Indeed, the shipbuilding industrial base is “still losing more people than is healthy on a year-by-year basis,” Nickolas Guertin, the Navy’s acquisition chief, told lawmakers on April 17.

“We need to get into a better place so we can understand how to interact fluidly, flexibly, and efficiently with industry so we do a better job of building these ships,” Guertin said. “These welders, pipefitters, electricians, pipefitters, they are vital to our ability to provide the resources the Navy and Marine Corps are going to use to defend the nation. We need to stop thinking of them as fungible and think of them as strategic assets.”

Building up the workforce is key to the Navy’s 30-year plan to grow to 387 subs and ships, but the problem is hardly confined to the future. In April, for example, Naval Sea Systems Command chief Vice Adm. James Downey said the difficulties in hiring and retaining workers at Fincantieri Marinette Marine’s busy Wisconsin shipyard were contributing to the three-year delay of the $22 billion program guided missile frigate program.

A persistent problem

Worker shortages had been building for years—and then came the pandemic, said one industry leader.

“There was already a challenge in the manufacturing workforce, and we were gonna have to ramp labor to meet the demand. COVID accelerated that. What we didn't expect is inflation,” said Christopher Kastner, CEO of Huntington Ingalls Industries. 

That inflation, coupled with rising minimum wages, shrank the pay gap between entry-level shipbuilders and what someone could make working retail, he said. And it’s hard getting workers to choose a career in manufacturing.

“It's challenging, tough work. And the cost to switch for them is very simple. And that's where we have high attrition rates,” Kastner told reporters at a media lunch in April. “So we're working very hard with the Navy and with our local communities to try to get programs in place that make it positive for someone to become a shipbuilder in the community.”

In March, Navy Secretary Carlos Del Toro returned from a tour of Japanese and South Korean shipyards with strong words for U.S. contractors.

“For those companies that are having problems in retention, damn it, take better care of your people,” Del Toro said, as reported by USNI News. “If they can’t find housing in your local communities, well, then work with the governments to build housing in the local communities to get about it.
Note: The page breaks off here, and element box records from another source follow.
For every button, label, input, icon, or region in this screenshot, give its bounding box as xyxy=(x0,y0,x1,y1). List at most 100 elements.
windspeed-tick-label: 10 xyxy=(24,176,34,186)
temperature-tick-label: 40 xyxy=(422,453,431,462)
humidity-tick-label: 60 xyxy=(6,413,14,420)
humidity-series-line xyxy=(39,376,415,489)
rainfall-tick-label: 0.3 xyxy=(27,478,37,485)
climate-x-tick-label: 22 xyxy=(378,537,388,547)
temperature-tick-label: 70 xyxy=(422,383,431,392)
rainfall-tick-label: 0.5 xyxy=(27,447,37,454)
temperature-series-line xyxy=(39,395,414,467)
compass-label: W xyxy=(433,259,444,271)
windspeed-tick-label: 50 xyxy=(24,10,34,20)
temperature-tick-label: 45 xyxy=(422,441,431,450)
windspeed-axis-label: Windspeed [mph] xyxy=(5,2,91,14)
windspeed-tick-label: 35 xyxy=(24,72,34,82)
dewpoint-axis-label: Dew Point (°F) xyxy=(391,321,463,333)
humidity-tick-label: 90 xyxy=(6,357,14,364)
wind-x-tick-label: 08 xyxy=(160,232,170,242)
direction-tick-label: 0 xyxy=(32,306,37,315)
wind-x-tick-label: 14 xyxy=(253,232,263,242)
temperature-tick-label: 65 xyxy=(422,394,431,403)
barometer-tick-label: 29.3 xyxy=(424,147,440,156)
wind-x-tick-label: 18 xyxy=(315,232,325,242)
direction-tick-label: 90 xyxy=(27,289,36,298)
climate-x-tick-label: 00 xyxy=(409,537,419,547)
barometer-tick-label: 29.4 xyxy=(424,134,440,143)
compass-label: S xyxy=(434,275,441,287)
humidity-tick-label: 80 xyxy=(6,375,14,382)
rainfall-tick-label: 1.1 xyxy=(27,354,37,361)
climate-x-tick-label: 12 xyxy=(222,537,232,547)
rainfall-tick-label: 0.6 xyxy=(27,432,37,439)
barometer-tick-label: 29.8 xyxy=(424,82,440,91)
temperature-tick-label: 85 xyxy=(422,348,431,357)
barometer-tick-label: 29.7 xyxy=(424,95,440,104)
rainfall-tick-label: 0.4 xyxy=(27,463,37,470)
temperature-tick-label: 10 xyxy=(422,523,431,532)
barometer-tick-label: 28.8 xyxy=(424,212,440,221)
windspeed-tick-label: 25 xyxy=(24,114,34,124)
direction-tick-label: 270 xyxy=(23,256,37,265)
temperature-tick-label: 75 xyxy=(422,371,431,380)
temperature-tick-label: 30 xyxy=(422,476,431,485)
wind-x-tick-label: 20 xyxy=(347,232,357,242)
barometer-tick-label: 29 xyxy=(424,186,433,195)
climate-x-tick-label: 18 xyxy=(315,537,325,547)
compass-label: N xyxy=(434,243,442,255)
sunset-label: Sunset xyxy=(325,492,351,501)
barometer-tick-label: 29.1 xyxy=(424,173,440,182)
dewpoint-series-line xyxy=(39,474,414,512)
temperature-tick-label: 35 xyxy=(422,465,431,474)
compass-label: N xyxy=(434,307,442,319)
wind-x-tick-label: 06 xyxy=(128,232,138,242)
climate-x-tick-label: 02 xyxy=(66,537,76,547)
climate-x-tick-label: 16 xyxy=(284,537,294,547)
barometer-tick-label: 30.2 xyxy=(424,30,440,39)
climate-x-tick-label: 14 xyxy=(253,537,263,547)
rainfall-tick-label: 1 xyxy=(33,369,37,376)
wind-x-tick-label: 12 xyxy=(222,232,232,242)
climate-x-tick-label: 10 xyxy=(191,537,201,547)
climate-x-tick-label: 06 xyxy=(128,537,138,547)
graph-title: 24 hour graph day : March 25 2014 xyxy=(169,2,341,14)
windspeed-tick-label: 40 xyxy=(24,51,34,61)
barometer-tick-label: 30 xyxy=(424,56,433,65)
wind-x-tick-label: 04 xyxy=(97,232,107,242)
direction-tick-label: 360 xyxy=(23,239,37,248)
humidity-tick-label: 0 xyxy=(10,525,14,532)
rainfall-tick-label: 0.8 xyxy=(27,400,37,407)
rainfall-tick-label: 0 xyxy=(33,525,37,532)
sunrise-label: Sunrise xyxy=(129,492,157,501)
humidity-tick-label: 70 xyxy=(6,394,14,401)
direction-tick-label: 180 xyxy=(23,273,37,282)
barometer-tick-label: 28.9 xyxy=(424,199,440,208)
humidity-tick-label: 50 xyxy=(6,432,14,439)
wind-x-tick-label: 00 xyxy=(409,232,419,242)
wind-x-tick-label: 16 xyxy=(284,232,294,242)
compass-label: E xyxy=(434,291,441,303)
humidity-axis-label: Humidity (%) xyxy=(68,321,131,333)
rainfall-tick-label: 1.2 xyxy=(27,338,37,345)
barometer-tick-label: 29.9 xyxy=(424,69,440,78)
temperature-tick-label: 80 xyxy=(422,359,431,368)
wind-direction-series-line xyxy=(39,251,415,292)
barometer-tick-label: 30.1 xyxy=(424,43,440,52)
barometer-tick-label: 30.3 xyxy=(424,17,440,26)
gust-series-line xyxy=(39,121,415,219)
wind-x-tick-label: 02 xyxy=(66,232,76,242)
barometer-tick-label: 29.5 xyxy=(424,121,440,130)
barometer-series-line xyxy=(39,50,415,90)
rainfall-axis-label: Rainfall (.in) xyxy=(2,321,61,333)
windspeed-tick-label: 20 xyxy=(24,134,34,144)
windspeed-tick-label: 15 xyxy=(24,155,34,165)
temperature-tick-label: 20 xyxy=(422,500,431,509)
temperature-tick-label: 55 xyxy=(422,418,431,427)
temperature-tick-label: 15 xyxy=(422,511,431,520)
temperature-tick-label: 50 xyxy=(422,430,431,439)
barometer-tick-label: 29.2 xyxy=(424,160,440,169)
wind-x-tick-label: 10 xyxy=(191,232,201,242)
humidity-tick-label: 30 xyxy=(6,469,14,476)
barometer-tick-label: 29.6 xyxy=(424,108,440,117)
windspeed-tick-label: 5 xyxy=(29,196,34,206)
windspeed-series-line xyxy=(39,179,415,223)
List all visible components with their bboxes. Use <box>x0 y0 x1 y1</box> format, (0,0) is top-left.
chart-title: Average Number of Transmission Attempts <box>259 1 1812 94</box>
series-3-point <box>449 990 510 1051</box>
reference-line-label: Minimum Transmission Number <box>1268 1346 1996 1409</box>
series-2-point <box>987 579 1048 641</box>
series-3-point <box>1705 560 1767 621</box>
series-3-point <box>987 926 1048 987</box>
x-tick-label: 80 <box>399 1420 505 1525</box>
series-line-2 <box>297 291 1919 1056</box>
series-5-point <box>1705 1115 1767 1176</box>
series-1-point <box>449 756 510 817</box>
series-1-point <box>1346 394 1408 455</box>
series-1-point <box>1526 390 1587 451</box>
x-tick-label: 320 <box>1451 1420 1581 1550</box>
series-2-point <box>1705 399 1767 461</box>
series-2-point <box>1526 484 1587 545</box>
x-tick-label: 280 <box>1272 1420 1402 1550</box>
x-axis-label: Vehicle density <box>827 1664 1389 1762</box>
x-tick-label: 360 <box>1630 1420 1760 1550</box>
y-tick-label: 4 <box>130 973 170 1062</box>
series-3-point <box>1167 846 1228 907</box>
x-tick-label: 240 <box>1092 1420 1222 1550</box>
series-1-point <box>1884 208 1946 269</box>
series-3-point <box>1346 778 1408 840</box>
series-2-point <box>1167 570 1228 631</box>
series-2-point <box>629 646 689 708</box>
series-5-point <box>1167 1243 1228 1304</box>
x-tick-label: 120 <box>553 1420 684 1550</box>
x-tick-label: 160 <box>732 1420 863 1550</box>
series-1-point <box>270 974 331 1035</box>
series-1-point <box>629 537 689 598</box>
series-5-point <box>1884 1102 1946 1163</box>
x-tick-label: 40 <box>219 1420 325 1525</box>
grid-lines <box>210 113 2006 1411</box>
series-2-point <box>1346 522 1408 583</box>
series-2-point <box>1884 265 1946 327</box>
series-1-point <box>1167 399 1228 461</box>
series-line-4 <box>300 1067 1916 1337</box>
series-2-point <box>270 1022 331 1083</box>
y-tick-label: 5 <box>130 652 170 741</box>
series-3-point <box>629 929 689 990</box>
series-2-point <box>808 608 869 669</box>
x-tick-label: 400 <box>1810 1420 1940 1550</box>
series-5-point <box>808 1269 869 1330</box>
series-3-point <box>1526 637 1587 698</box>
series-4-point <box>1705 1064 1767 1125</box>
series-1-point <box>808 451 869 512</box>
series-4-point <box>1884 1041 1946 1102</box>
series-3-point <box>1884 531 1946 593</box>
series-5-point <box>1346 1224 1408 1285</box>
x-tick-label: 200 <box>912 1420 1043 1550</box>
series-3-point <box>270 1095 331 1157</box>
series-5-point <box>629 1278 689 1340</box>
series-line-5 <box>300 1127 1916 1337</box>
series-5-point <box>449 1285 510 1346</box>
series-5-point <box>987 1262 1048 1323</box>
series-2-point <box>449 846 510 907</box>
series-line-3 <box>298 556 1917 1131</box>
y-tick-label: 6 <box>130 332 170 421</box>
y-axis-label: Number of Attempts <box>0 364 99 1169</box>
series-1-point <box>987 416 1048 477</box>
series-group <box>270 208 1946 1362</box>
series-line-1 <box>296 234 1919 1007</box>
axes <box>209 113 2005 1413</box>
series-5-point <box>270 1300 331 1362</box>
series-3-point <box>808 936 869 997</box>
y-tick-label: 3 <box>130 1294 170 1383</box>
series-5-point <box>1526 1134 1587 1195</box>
That’s what problem-solvers do.”

Kastner said the company is already working to meet people where they are. 

“We need to provide more flexibility for shipbuilders, when they come in. Historically, it had been a very binary arrangement: ‘come to work or you're gonna get fired’, right? So we provide much more flexibility for shipbuilders now,” including time off at the beginning of the process while new workers acclimate to the job, he said. “We used to just train them and send them out to a crew. Now, we train them, we bring their foreman into the training center and we put them out as a team.” 

HII is also recruiting outside immediate areas around shipyards and using data analytics to determine which areas are more successful and targeted incentives. 

“We actually just started a pilot program down in Mississippi, where if you stay and your attendance is good, and you're consistent for this and add no work violations, we're going to increase your pay by a certain amount over that time period. We're paying machinists more in Newport News, [Virginia], in some places where it's critical to get the job done. So we're doing targeted incentives in various areas that we have critical needs,” Kastner said. “We have Chick-fil-A at Ingalls…So we are having to meet the new employee where they're at versus just assuming they're going to come in with two years of training and metal shop at high school and wanting to get right to work in the shipyard.”

BlueForge Alliance and its partners have their work cut out for them. But if their template works, other parts of the Pentagon and defense industry might come knocking. Already, the company has a much smaller contract to help build up a 3D-printing industry on Guam.

For now, the focus is on public outreach “to attract Americans into well-paying careers in submarine manufacturing,” Dames said.